Durante la sua gestione sono stati accesi numerosi mutui per pagare i debiti finanziari. A quanto ammontano questi mutui?
“Era consentito dalle leggi ma soprattutto erano investimenti che un ente con i conti a posto poteva serenamente fare: i mutui nascevano in un momento in cui, pagate le rate e gli interessi, il Comune era in attivo. Il concetto è che una famiglia che sta bene può investire. In questo caso per realizzare strutture sociali e sportive, strade, rendere vivibile la città per i catanesi e attrattiva per i turisti. Una delle cose di cui sono più orgoglioso è che, puntando anche sulla mia credibilità istituzionale, abbiamo fatto inserire una norma molto importante nel decreto 35 nel 2016, con cui abbiamo pagato 500 aziende creditrici del Comune, l’80% delle quali erano aziende catanesi e abbiamo consentito loro di evitare il fallimento”.
Andiamo alle cifre
“Due esempi chiari. Un’impresa che doveva avere un pagamento dal Comune aspettava una media di 18 mesi. Nel 2017, prima di lasciare eravamo scesi a 86 giorni. Abbiamo inciso enormemente sulle spese del Comune. Nel 2013 il Comune pagava 6 milioni di fitti passivi, anche a parenti di qualche magistrato, nel 2016 la abbiamo ridotto quasi a zero”.

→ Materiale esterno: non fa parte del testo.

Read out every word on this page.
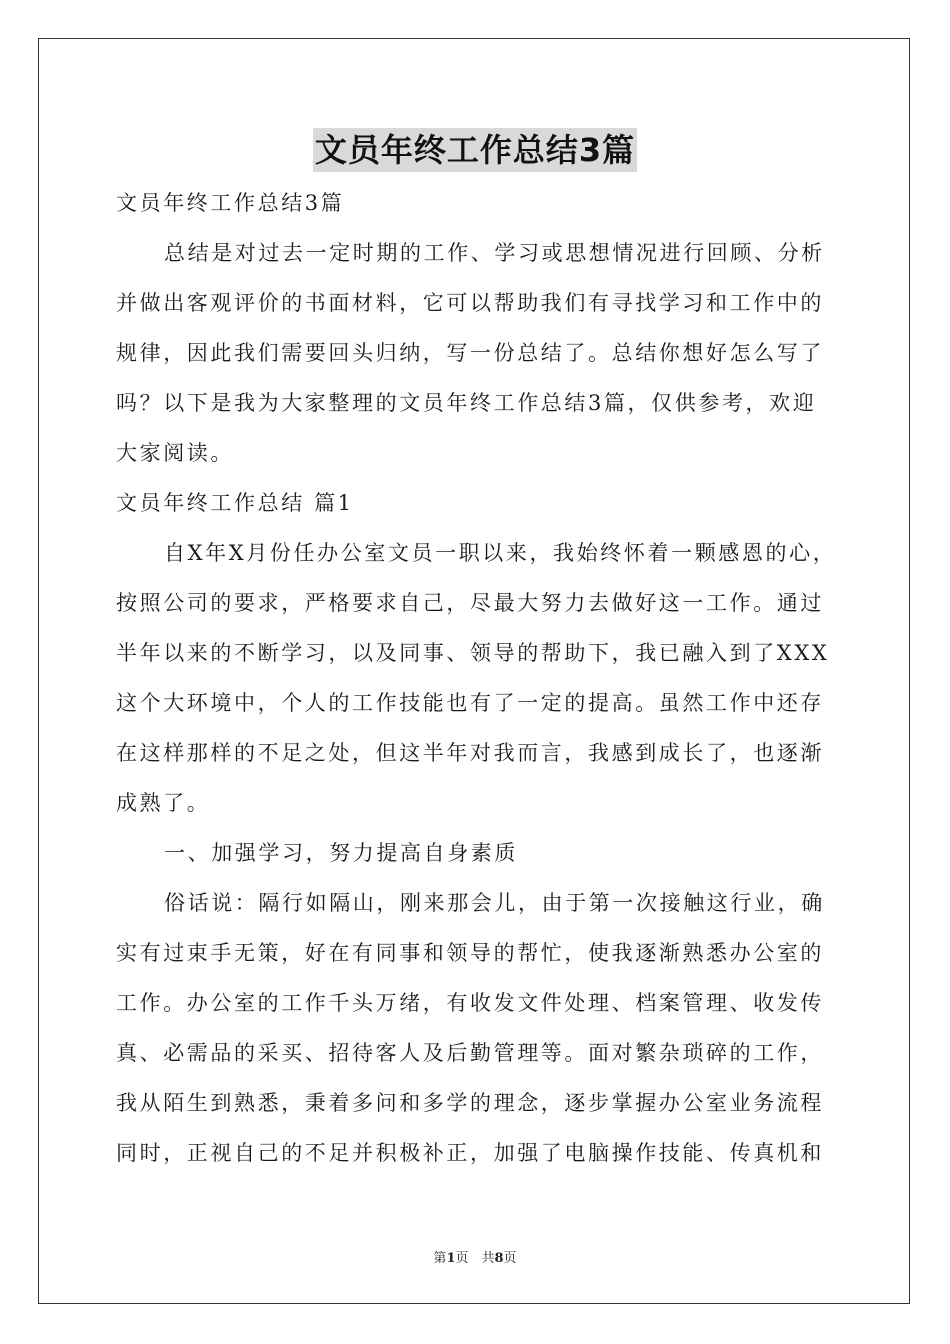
文员年终工作总结3篇
文员年终工作总结3篇
总结是对过去一定时期的工作、学习或思想情况进行回顾、分析
并做出客观评价的书面材料，它可以帮助我们有寻找学习和工作中的
规律，因此我们需要回头归纳，写一份总结了。总结你想好怎么写了
吗？以下是我为大家整理的文员年终工作总结3篇，仅供参考，欢迎
大家阅读。
文员年终工作总结 篇1
自X年X月份任办公室文员一职以来，我始终怀着一颗感恩的心，
按照公司的要求，严格要求自己，尽最大努力去做好这一工作。通过
半年以来的不断学习，以及同事、领导的帮助下，我已融入到了XXX
这个大环境中，个人的工作技能也有了一定的提高。虽然工作中还存
在这样那样的不足之处，但这半年对我而言，我感到成长了，也逐渐
成熟了。
一、加强学习，努力提高自身素质
俗话说：隔行如隔山，刚来那会儿，由于第一次接触这行业，确
实有过束手无策，好在有同事和领导的帮忙，使我逐渐熟悉办公室的
工作。办公室的工作千头万绪，有收发文件处理、档案管理、收发传
真、必需品的采买、招待客人及后勤管理等。面对繁杂琐碎的工作，
我从陌生到熟悉，秉着多问和多学的理念，逐步掌握办公室业务流程
同时，正视自己的不足并积极补正，加强了电脑操作技能、传真机和
第1页　共8页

Anche perché delle spese di giustizia se ne è fatto carico lo Stato
“Fui proprio io a chiedere come Anci che cambiasse questa normativa. Il Comune pagava, accanto al Faro Biscari, 800mila euro l’anno per gli uffici dove c’era la direzione lavori pubblici. Con il costo di affitto di un anno ho sistemato un immobile comunale adibito oggi ad ospitare quegli uffici senza pagare più affitti. Un’altra cosa che abbiamo ridotto sono le spese del personale: il Comune ha dimezzato i dipendenti, riducendo di un terzo il costo delle spese del personale e il costo di funzionamento degli organi politici. Noi abbiamo ridotto ancor più di quanto era previsto nel piano di risanamento, spendendo circa la metà di quando si spendeva prima”.
La Corte dei Conti commisura la possibile sanzione al suo emolumento, cioè allo stipendio che prendeva da primo cittadino
“Io, “a muta a muta”, mi ero dimezzato lo stipendio”.
Andiamo a un’informazione resa ufficiale da organi amministrativi: con la sua gestione l’indebitamento sarebbe arrivato a 1,4miliardi di euro, con un incremento rilevantissimo
“Quando uno dice che a Catania ci sono 30 gradi fa un’affermazione. Non può dire che la temperatura sia aumentata enormemente se quella farenheit è di 87 gradi”.
Intuisco ma non capisco bene. Cosa è accaduto?
“Nel corso degli anni sono cambiati i criteri contabili di redazione del bilancio: in base ai nuovi criteri contabili, quello che prima era 100, adesso vale 300, 400. Per fare una valutazione seria bisogna applicare lo stesso criterio, non possiamo paragonare i gradi farenheit con i centigradi”.
Ma l’indebitamento è reale o no?
“L’indebitamento è quello che c’era secondo i criteri precedenti. Posso dire che forniremo alla magistratura contabile e a quella ordinaria una tabella precisa da cui si dimostra chiaramente che non c’è stato alcun incremento della cifra che non viene riportata. Abbiamo dato indicazioni affinché gli uffici accertassero tutti i debiti fuori bilancio che erano stati nascosti, come la polvere, sotto il tappeto. E tutto questo senza avere fatto soffrire i catanesi di questa condizione. Il numero di passeggeri della metropolitana, i visitatori dei musei, le navi da crociera sulla città, gli investimenti, i 2,4 miliardi di euro di risorse raccolte per gli investimenti a Catania: ecco perché mi sono battuto con tutte le mie forze per i catanesi. Come avrei potuto convincere le imprese a investire a Catania? Sarebbe stato facile per me, il primo giorno che mi insediavo nel giugno del 2013, dichiarare subito il dissesto e scaricare la responsabilità sull’amministrazione Scapagnini e Stancanelli. Ma il prezzo lo avrebbero pagato i catanesi. Ecco perché sono orgoglioso dei risultati che ho portato in 5 anni a Catania sia pure con quelle difficoltà. E ancora oggi sto lavorando per aiutare la città”.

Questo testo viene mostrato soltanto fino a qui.